In the
Land of the Blue Poppies - Frank Kingdon-Ward
Kingdon-Ward
(1885 - 1958) wrote many books about his plant hunting in Asia. This book
collects his writings about Burma and eastern Tibet in the 1920s and 1930s. He
focused on trees in the mountains, the struggling shrubs in screes, and the
flowers in the fields. Readers into botany, horticulture, gardening, and travel
narratives by the intrepid British will find this enjoyable because the author
is genial without being dotty or wooly and observant.
Kingdon-Ward
was born in 1885, the son of a professor of botany at Cambridge. He was
educated at Christ's College, Cambridge, where he took honors in Natural
Science in 1906. The following year he took up a teaching post in Shanghai. But
the passion of instruction was not as strong as a yen for the wild. In 1909
went exploring into the interior of China, which still had large areas that
were unknown to Europeans.
He spent
the fifty years travelling and plant collecting in the mountains where China,
Tibet, India and Burma meet. His efforts at gathering seeds enriched English
gardens, though he regretted not making any money from his work. He specialized
in rhododendrons, primulas, lilies, gentians and poppies. Of these, he was one
to always note a rhododendron.
I must
confess that that this book took me out of my comfort zone. I can barely
identify a half-dozen flowers so his so his knowledge of and ability to
identify plants in the most unlikely places seem to me almost supernatural.
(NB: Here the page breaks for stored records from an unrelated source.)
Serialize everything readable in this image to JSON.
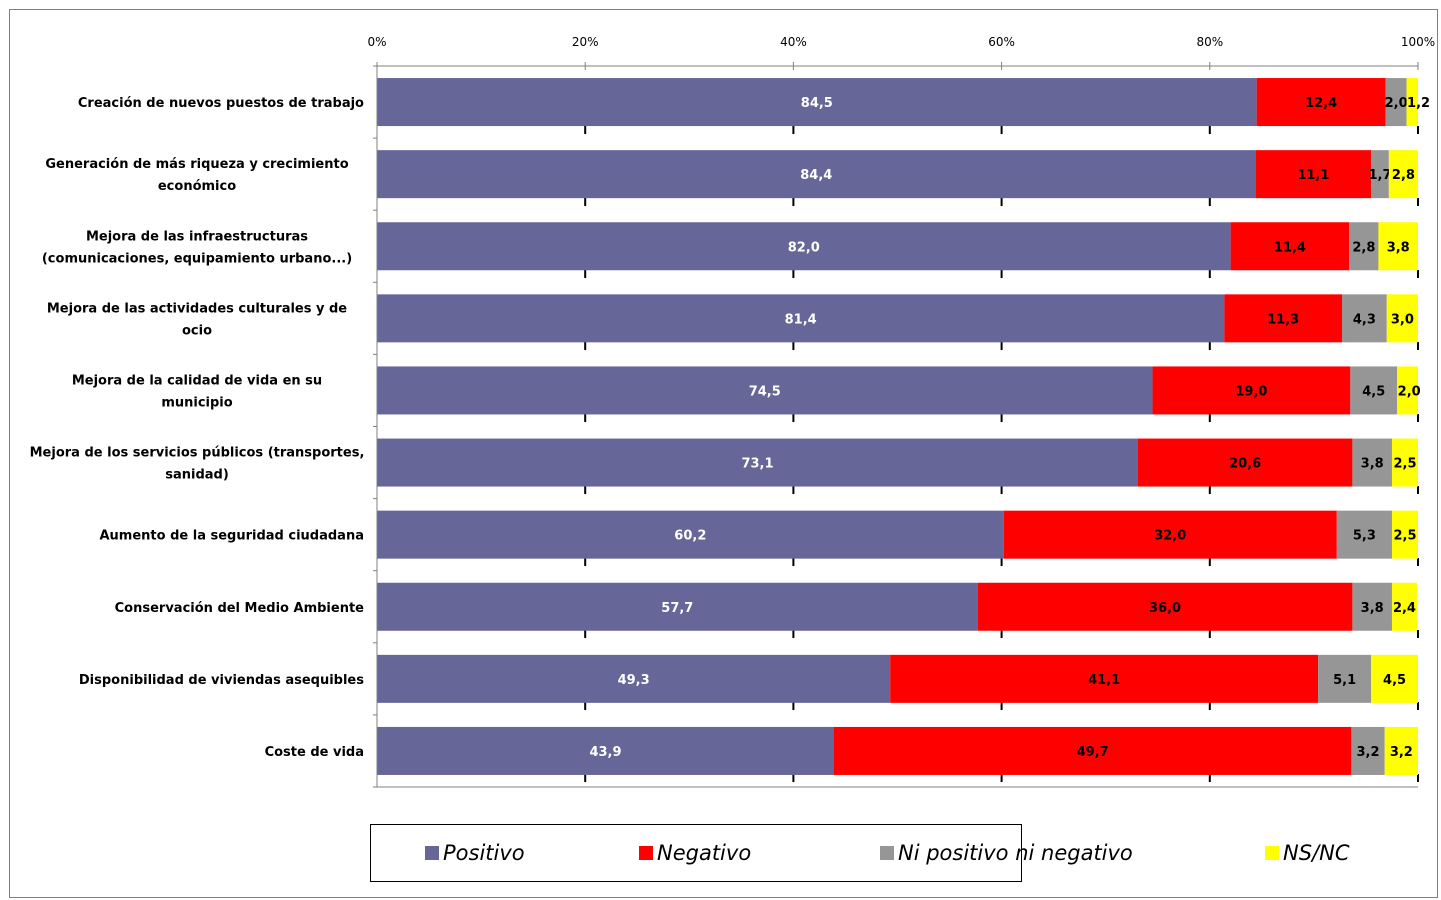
{
  "chart_data": {
    "type": "bar",
    "orientation": "horizontal",
    "stacked": true,
    "categories": [
      [
        "Creación de nuevos puestos de trabajo"
      ],
      [
        "Generación de más riqueza y crecimiento",
        "económico"
      ],
      [
        "Mejora de las infraestructuras",
        "(comunicaciones, equipamiento urbano...)"
      ],
      [
        "Mejora de las actividades culturales y de",
        "ocio"
      ],
      [
        "Mejora de la calidad de vida en su",
        "municipio"
      ],
      [
        "Mejora de los servicios públicos (transportes,",
        "sanidad)"
      ],
      [
        "Aumento de la seguridad ciudadana"
      ],
      [
        "Conservación del Medio Ambiente"
      ],
      [
        "Disponibilidad de viviendas asequibles"
      ],
      [
        "Coste de vida"
      ]
    ],
    "series": [
      {
        "name": "Positivo",
        "color": "#666699",
        "label_color": "#ffffff",
        "values": [
          84.5,
          84.4,
          82.0,
          81.4,
          74.5,
          73.1,
          60.2,
          57.7,
          49.3,
          43.9
        ],
        "labels": [
          "84,5",
          "84,4",
          "82,0",
          "81,4",
          "74,5",
          "73,1",
          "60,2",
          "57,7",
          "49,3",
          "43,9"
        ]
      },
      {
        "name": "Negativo",
        "color": "#ff0000",
        "label_color": "#000000",
        "values": [
          12.4,
          11.1,
          11.4,
          11.3,
          19.0,
          20.6,
          32.0,
          36.0,
          41.1,
          49.7
        ],
        "labels": [
          "12,4",
          "11,1",
          "11,4",
          "11,3",
          "19,0",
          "20,6",
          "32,0",
          "36,0",
          "41,1",
          "49,7"
        ]
      },
      {
        "name": "Ni positivo ni negativo",
        "color": "#969696",
        "label_color": "#000000",
        "values": [
          2.0,
          1.7,
          2.8,
          4.3,
          4.5,
          3.8,
          5.3,
          3.8,
          5.1,
          3.2
        ],
        "labels": [
          "2,0",
          "1,7",
          "2,8",
          "4,3",
          "4,5",
          "3,8",
          "5,3",
          "3,8",
          "5,1",
          "3,2"
        ]
      },
      {
        "name": "NS/NC",
        "color": "#ffff00",
        "label_color": "#000000",
        "values": [
          1.2,
          2.8,
          3.8,
          3.0,
          2.0,
          2.5,
          2.5,
          2.4,
          4.5,
          3.2
        ],
        "labels": [
          "1,2",
          "2,8",
          "3,8",
          "3,0",
          "2,0",
          "2,5",
          "2,5",
          "2,4",
          "4,5",
          "3,2"
        ]
      }
    ],
    "x_ticks": [
      "0%",
      "20%",
      "40%",
      "60%",
      "80%",
      "100%"
    ],
    "xlim": [
      0,
      100
    ],
    "axis_position": "top",
    "grid": "dashed vertical",
    "legend": "bottom"
  }
}
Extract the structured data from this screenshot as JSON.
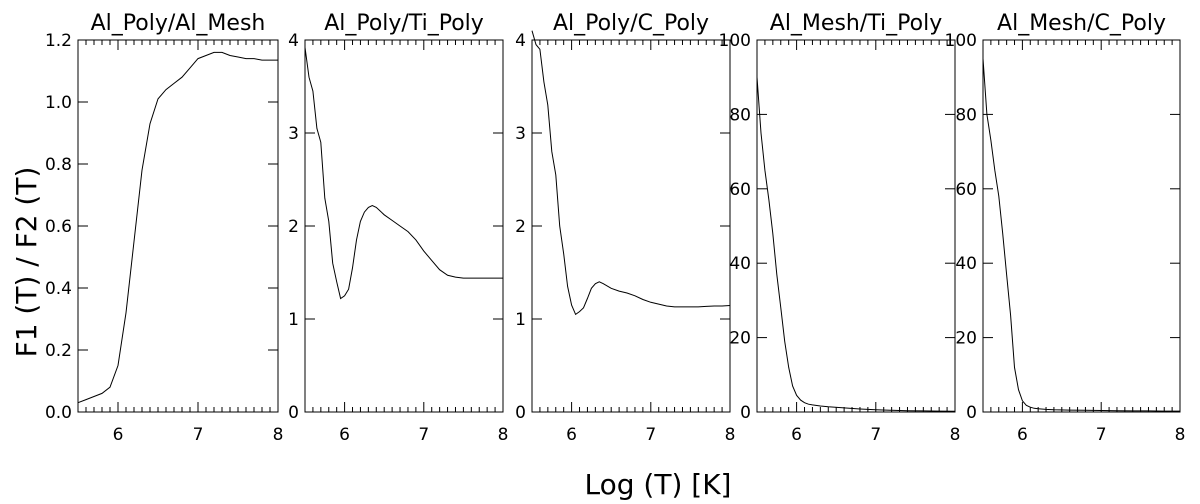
{
  "chart_data": {
    "type": "line",
    "ylabel": "F1 (T) / F2 (T)",
    "xlabel": "Log (T) [K]",
    "panels": [
      {
        "title": "Al_Poly/Al_Mesh",
        "xlim": [
          5.5,
          8.0
        ],
        "ylim": [
          0.0,
          1.2
        ],
        "xticks": [
          6,
          7,
          8
        ],
        "yticks": [
          0.0,
          0.2,
          0.4,
          0.6,
          0.8,
          1.0,
          1.2
        ],
        "ytick_labels": [
          "0.0",
          "0.2",
          "0.4",
          "0.6",
          "0.8",
          "1.0",
          "1.2"
        ],
        "x": [
          5.5,
          5.6,
          5.7,
          5.8,
          5.9,
          6.0,
          6.1,
          6.2,
          6.3,
          6.4,
          6.5,
          6.6,
          6.7,
          6.8,
          6.9,
          7.0,
          7.1,
          7.2,
          7.3,
          7.4,
          7.5,
          7.6,
          7.7,
          7.8,
          7.9,
          8.0
        ],
        "y": [
          0.03,
          0.04,
          0.05,
          0.06,
          0.08,
          0.15,
          0.32,
          0.55,
          0.78,
          0.93,
          1.01,
          1.04,
          1.06,
          1.08,
          1.11,
          1.14,
          1.15,
          1.16,
          1.16,
          1.15,
          1.145,
          1.14,
          1.14,
          1.135,
          1.135,
          1.135
        ]
      },
      {
        "title": "Al_Poly/Ti_Poly",
        "xlim": [
          5.5,
          8.0
        ],
        "ylim": [
          0,
          4
        ],
        "xticks": [
          6,
          7,
          8
        ],
        "yticks": [
          0,
          1,
          2,
          3,
          4
        ],
        "ytick_labels": [
          "0",
          "1",
          "2",
          "3",
          "4"
        ],
        "x": [
          5.5,
          5.55,
          5.6,
          5.65,
          5.7,
          5.75,
          5.8,
          5.85,
          5.9,
          5.95,
          6.0,
          6.05,
          6.1,
          6.15,
          6.2,
          6.25,
          6.3,
          6.35,
          6.4,
          6.5,
          6.6,
          6.7,
          6.8,
          6.9,
          7.0,
          7.1,
          7.2,
          7.3,
          7.4,
          7.5,
          7.6,
          7.7,
          7.8,
          7.9,
          8.0
        ],
        "y": [
          3.92,
          3.6,
          3.45,
          3.05,
          2.9,
          2.3,
          2.05,
          1.6,
          1.4,
          1.22,
          1.25,
          1.32,
          1.55,
          1.85,
          2.05,
          2.15,
          2.2,
          2.22,
          2.2,
          2.12,
          2.06,
          2.0,
          1.94,
          1.85,
          1.73,
          1.63,
          1.53,
          1.47,
          1.45,
          1.44,
          1.44,
          1.44,
          1.44,
          1.44,
          1.44
        ]
      },
      {
        "title": "Al_Poly/C_Poly",
        "xlim": [
          5.5,
          8.0
        ],
        "ylim": [
          0,
          4
        ],
        "xticks": [
          6,
          7,
          8
        ],
        "yticks": [
          0,
          1,
          2,
          3,
          4
        ],
        "ytick_labels": [
          "0",
          "1",
          "2",
          "3",
          "4"
        ],
        "x": [
          5.5,
          5.55,
          5.6,
          5.65,
          5.7,
          5.75,
          5.8,
          5.85,
          5.9,
          5.95,
          6.0,
          6.05,
          6.1,
          6.15,
          6.2,
          6.25,
          6.3,
          6.35,
          6.4,
          6.5,
          6.6,
          6.7,
          6.8,
          6.9,
          7.0,
          7.1,
          7.2,
          7.3,
          7.4,
          7.5,
          7.6,
          7.7,
          7.8,
          7.9,
          8.0
        ],
        "y": [
          4.1,
          3.95,
          3.9,
          3.55,
          3.3,
          2.8,
          2.55,
          2.0,
          1.7,
          1.35,
          1.15,
          1.05,
          1.08,
          1.12,
          1.22,
          1.33,
          1.38,
          1.4,
          1.38,
          1.33,
          1.3,
          1.28,
          1.25,
          1.21,
          1.18,
          1.16,
          1.14,
          1.13,
          1.13,
          1.13,
          1.13,
          1.135,
          1.14,
          1.14,
          1.145
        ]
      },
      {
        "title": "Al_Mesh/Ti_Poly",
        "xlim": [
          5.5,
          8.0
        ],
        "ylim": [
          0,
          100
        ],
        "xticks": [
          6,
          7,
          8
        ],
        "yticks": [
          0,
          20,
          40,
          60,
          80,
          100
        ],
        "ytick_labels": [
          "0",
          "20",
          "40",
          "60",
          "80",
          "100"
        ],
        "x": [
          5.5,
          5.55,
          5.6,
          5.65,
          5.7,
          5.75,
          5.8,
          5.85,
          5.9,
          5.95,
          6.0,
          6.05,
          6.1,
          6.15,
          6.2,
          6.3,
          6.4,
          6.6,
          6.8,
          7.0,
          7.2,
          7.4,
          7.6,
          7.8,
          8.0
        ],
        "y": [
          90,
          75,
          65,
          57,
          48,
          37,
          28,
          19,
          12,
          7,
          4.5,
          3.2,
          2.5,
          2.1,
          1.9,
          1.6,
          1.4,
          1.1,
          0.8,
          0.6,
          0.45,
          0.35,
          0.3,
          0.25,
          0.2
        ]
      },
      {
        "title": "Al_Mesh/C_Poly",
        "xlim": [
          5.5,
          8.0
        ],
        "ylim": [
          0,
          100
        ],
        "xticks": [
          6,
          7,
          8
        ],
        "yticks": [
          0,
          20,
          40,
          60,
          80,
          100
        ],
        "ytick_labels": [
          "0",
          "20",
          "40",
          "60",
          "80",
          "100"
        ],
        "x": [
          5.5,
          5.55,
          5.6,
          5.65,
          5.7,
          5.75,
          5.8,
          5.85,
          5.9,
          5.95,
          6.0,
          6.05,
          6.1,
          6.15,
          6.2,
          6.3,
          6.4,
          6.6,
          6.8,
          7.0,
          7.2,
          7.4,
          7.6,
          7.8,
          8.0
        ],
        "y": [
          95,
          80,
          73,
          65,
          58,
          48,
          37,
          26,
          12,
          6,
          3,
          1.8,
          1.3,
          1.0,
          0.9,
          0.7,
          0.6,
          0.5,
          0.45,
          0.4,
          0.35,
          0.3,
          0.3,
          0.25,
          0.25
        ]
      }
    ]
  }
}
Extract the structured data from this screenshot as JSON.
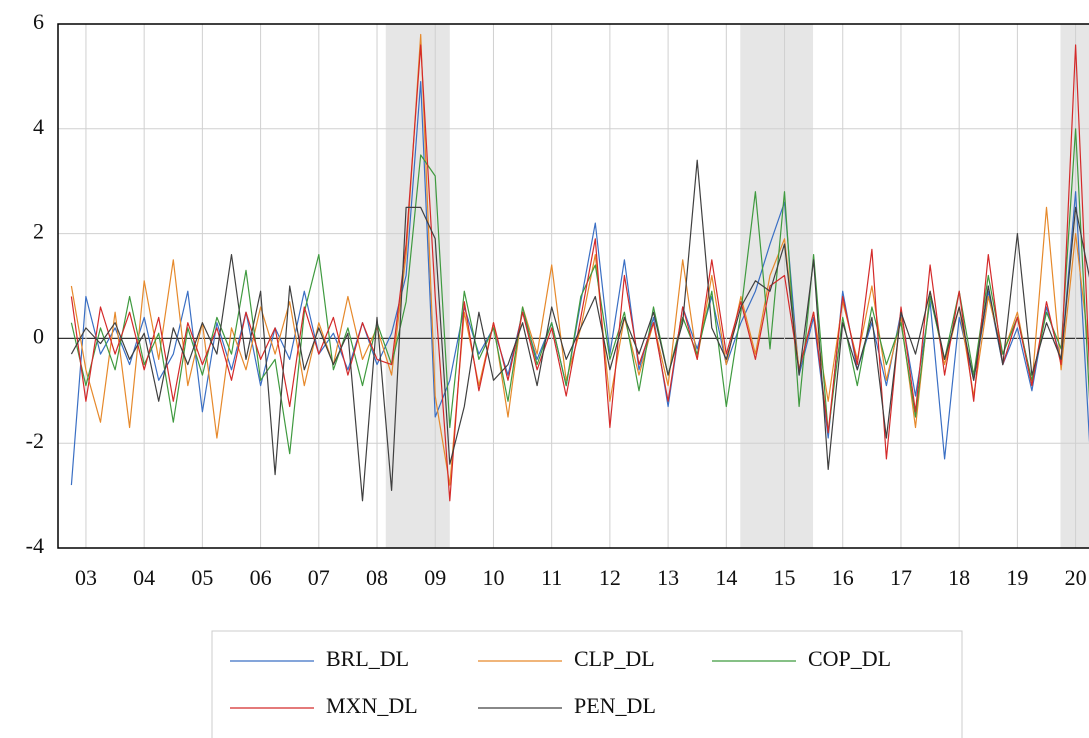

Like many veterans of public schools, he could deal with hardship. Without
making a big deal about it, he tells stories here about managing through heat,
steep climbing, torrential rain and treacherous rope bridges.
True, he’s
not terribly enlightened about the local people. Nor is his prose as smooth and
erudite as other British travelers. But I think readers into quietly exciting
travel narratives would find this enjoyable.